I sat at the kitchen table, still in the silver and black dress Hannah had sewn for me, known its ultimate purpose before I did. I had worn it for days now.
A magistrate from Boston was fuming, and Mathew was being quite adamant about something. I didn’t know what exactly they were talking about. I had forgotten language again. Yet I kept on living. My mother and sister had died, but somehow my heart stubbornly kept beating. I know not why. I had nothing to live for anymore.

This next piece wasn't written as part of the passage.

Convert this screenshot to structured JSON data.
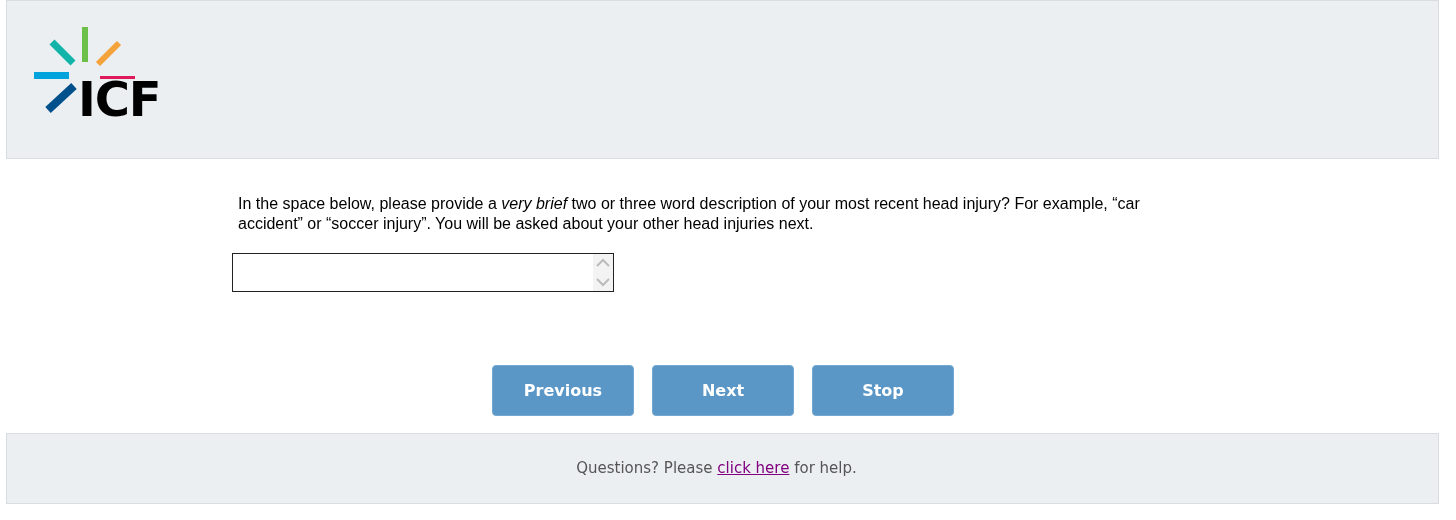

Mathew slammed his fist on the table. That I understood, the language of violence. The smash of flesh against wood caused me drowsily to wake from my deaf world.
“She will not lose this farm!” Mathew yelled.
I was losing my farm? My family’s farm?
“For being a lawyer with some years of training,” said the patronizing magistrate, “you don’t seem to understand the predicament.”
What I did know was that since the Coercive Laws were put into action, our local magistrates no longer existed. Before the Coercive Laws we colonists would usually ask our reverends to dispel our small legal issues. But if the reverend or reverends couldn’t make it right, we would have our own magistrate or the General Courts to take up our issues, but we had none of that now. We had government agents from England at the present, acting for our stead. How could a man born three thousand miles away understand me or know what was best for me? What I pieced together was that his name was Mr. Leslie. Fat, red-faced, British born Mr. Leslie.
He continued in a nasal tone. “Mrs. Buccleuch was not good with her money and owes a considerable sum. Miss Buccleuch has inherited that debt. Now, being that she is a single woman who cannot own a farm, I have to put this farm for sale, which does pain me to do, but I have to set what was wrong into what is right, Mr. Adams. I am also a kind and just lawman; therefore, I can take into consideration how much Miss Buccleuch is in debt and ask the buyer for that much more, to assist in this wretched woman’s state. I couldn’t bear to think of this pretty little thing going to debtors’ prison. So you see, I can be of good help and cheer in this endeavor.” Mr. Leslie smiled at me and let his eyes drop to my open neckline.